The Bureau of Meteorology has just released its latest seasonal outlooks, and it is projecting a very high chance of a warmer than normal late Winter and early Spring over much of Australia:
The national outlook averaged over August to October 2012 shows the following:
- warmer days are more likely over most of Australia, except the northern tropics
- warmer nights are more likely over most of Australia, except for the far tropical north
This outlook is predominantly a result of warmer than normal waters in the Indian Ocean; emerging warmer than normal Pacific waters have had a lesser impact. (source)
The BoM is predicting 75-80% chance of this over much of the continent.
If you search the Seasonal Outlook archive for “cool” or “cooler” you get 14 results. If you search for “warm” or “warmer” you get over 100. The Bureau is clearly doing its bit to prop up the Cause, but I wonder how many of those projections were actually anywhere near right?

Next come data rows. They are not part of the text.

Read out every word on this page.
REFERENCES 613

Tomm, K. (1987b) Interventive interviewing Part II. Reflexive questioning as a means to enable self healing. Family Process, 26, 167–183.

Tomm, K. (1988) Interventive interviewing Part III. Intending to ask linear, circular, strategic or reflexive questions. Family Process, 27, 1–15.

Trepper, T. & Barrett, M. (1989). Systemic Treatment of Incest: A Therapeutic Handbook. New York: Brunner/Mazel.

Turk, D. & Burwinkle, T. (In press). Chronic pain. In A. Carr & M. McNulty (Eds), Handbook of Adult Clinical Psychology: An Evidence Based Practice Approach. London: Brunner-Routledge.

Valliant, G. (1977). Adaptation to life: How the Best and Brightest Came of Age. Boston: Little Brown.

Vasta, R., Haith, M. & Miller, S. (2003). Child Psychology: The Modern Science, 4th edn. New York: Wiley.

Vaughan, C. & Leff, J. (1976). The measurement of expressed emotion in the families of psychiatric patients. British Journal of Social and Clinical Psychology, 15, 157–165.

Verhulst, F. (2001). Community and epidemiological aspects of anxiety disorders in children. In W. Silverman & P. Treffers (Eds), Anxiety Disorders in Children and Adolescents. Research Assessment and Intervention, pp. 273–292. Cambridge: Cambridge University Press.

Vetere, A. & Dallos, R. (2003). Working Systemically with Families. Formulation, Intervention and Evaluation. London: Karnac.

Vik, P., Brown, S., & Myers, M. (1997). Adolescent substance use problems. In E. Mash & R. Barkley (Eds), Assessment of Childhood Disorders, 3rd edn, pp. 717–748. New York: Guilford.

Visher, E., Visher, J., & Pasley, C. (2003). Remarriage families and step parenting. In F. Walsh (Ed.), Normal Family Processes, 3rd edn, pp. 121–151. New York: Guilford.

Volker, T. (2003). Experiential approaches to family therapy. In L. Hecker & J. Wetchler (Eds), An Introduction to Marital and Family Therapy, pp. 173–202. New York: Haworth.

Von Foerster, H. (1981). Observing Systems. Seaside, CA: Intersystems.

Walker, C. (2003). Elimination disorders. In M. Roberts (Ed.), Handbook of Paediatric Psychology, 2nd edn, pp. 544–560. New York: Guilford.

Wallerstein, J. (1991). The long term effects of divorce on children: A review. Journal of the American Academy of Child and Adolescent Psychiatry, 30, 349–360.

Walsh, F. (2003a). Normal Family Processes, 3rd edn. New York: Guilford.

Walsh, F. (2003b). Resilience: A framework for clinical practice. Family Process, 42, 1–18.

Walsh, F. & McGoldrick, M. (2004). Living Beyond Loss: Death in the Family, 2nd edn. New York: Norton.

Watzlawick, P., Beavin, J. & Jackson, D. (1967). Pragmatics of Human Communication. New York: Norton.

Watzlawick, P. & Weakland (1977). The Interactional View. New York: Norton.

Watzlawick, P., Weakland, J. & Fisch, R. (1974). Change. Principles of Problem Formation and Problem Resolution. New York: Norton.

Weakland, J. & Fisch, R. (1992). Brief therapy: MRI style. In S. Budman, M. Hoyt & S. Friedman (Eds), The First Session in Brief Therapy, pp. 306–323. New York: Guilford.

Someone with the time should go through them and compare with the actual records (also available on the BoM website).
For example, in September 2011, the Bureau claimed that the October to December months would be, you guessed it, predominantly warmer, with Brisbane and Sydney looking at a 50-55% chance of exceeding the median maximum temperature. What actually happened?
- Sydney: coolest start to Summer in 51 years
- Brisbane: coldest December day in 123 years
- Sydney: coldest December in 50 years – no mention of “climate change”
And the same for December to February, where Warwick Hughes noted:
This summer has been cooler than average across vast areas of Australia. Which has been a surprise to the BoM.
The BoM 3 month summer temperature outlooks were issued in November – actual daytime temperature anomalies were cooler over vastly more area of Australia than the BoM predicted. The actual warmth along the Perth to Pilbara coast and Sth Aust & Vic turned out to be miniscule compared to the BoM predictions. Ditto for the Far North which turned out near average. The BoM scores some marks for their Eastern and Central Australian cool predict but all of their hot predictions turned out cooler and smaller.
Let’s see how they fare with this one… check back in October.